Computing That Serves

Flexible Machine Learning for Hard Language Problems


Thursday, September 14, 2006 - 11:00am


Hal Daume, University of Utah

Solving computationally hard problems, such as those commonly encountered in natural language processing and computational biology, often requires that approximate search methods be used to produce a structured output (eg., machine translation, speech recognition, protein folding). Unfortunately, this fact is rarely taken into account when machine learning methods are conceived and employed. This leads to complex algorithms with few theoretical guarantees about performance on unseen test data. I present a machine learning approach that directly solves "structured prediction" problems by considering formal techniques that reduce structured prediction to simple binary classification, within the context of search. This reduction is error-limiting: it provides theoretical guarantees about the performance of the structured prediction model on unseen test data. It also lends itself to novel training methods for structured prediction models, yielding efficient learning algorithms that perform well in practice. I empirically evaluate this approach in the context of two tasks: entity detection and tracking and automatic document summarization.
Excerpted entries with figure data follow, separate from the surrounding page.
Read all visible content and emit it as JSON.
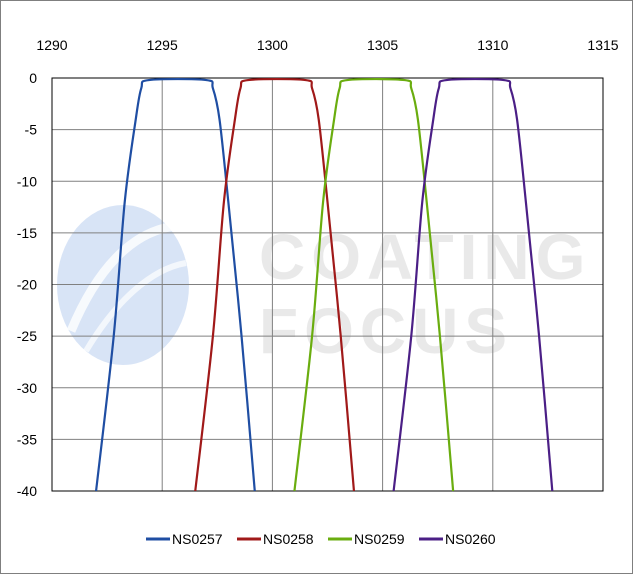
{
  "watermark": {
    "line1": "COATING",
    "line2": "FOCUS"
  },
  "chart_data": {
    "type": "line",
    "title": "",
    "xlabel": "",
    "ylabel": "",
    "xlim": [
      1290,
      1315
    ],
    "ylim": [
      -40,
      0
    ],
    "x_ticks": [
      "1290",
      "1295",
      "1300",
      "1305",
      "1310",
      "1315"
    ],
    "y_ticks": [
      "0",
      "-5",
      "-10",
      "-15",
      "-20",
      "-25",
      "-30",
      "-35",
      "-40"
    ],
    "x_axis_position": "top",
    "grid": true,
    "legend_position": "bottom",
    "series": [
      {
        "name": "NS0257",
        "color": "#1f4ea3",
        "x": [
          1292.0,
          1292.8,
          1293.3,
          1293.8,
          1294.05,
          1294.4,
          1297.0,
          1297.3,
          1297.6,
          1298.0,
          1298.6,
          1299.2
        ],
        "y": [
          -40,
          -25,
          -12,
          -4,
          -1,
          -0.2,
          -0.2,
          -1,
          -4,
          -12,
          -25,
          -40
        ]
      },
      {
        "name": "NS0258",
        "color": "#a01919",
        "x": [
          1296.5,
          1297.3,
          1297.8,
          1298.3,
          1298.55,
          1298.9,
          1301.5,
          1301.8,
          1302.1,
          1302.5,
          1303.1,
          1303.7
        ],
        "y": [
          -40,
          -25,
          -12,
          -4,
          -1,
          -0.2,
          -0.2,
          -1,
          -4,
          -12,
          -25,
          -40
        ]
      },
      {
        "name": "NS0259",
        "color": "#6aad0f",
        "x": [
          1301.0,
          1301.8,
          1302.3,
          1302.8,
          1303.05,
          1303.4,
          1306.0,
          1306.3,
          1306.6,
          1307.0,
          1307.6,
          1308.2
        ],
        "y": [
          -40,
          -25,
          -12,
          -4,
          -1,
          -0.2,
          -0.2,
          -1,
          -4,
          -12,
          -25,
          -40
        ]
      },
      {
        "name": "NS0260",
        "color": "#4b1f86",
        "x": [
          1305.5,
          1306.3,
          1306.8,
          1307.3,
          1307.55,
          1307.9,
          1310.5,
          1310.8,
          1311.1,
          1311.5,
          1312.1,
          1312.7
        ],
        "y": [
          -40,
          -25,
          -12,
          -4,
          -1,
          -0.2,
          -0.2,
          -1,
          -4,
          -12,
          -25,
          -40
        ]
      }
    ]
  }
}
Hal Daume III is an Assistant Professor of Computer Science at the University of Utah. He received his Ph.D. in Computer Science at the University of Southern California in 2006 and received his Bachelor's degree from the Mathematical Sciences department at Carnegie Mellon University in 2001. His interests are in developing and applying advanced machine learning techniques to problems that exhibit complex structure, such as those found in natural language. He has successfully applied variational inference and expectation propagation techniques to unsupervised learning problems. He has also applied nonparametric infinite Bayesian models to problems in supervised clustering.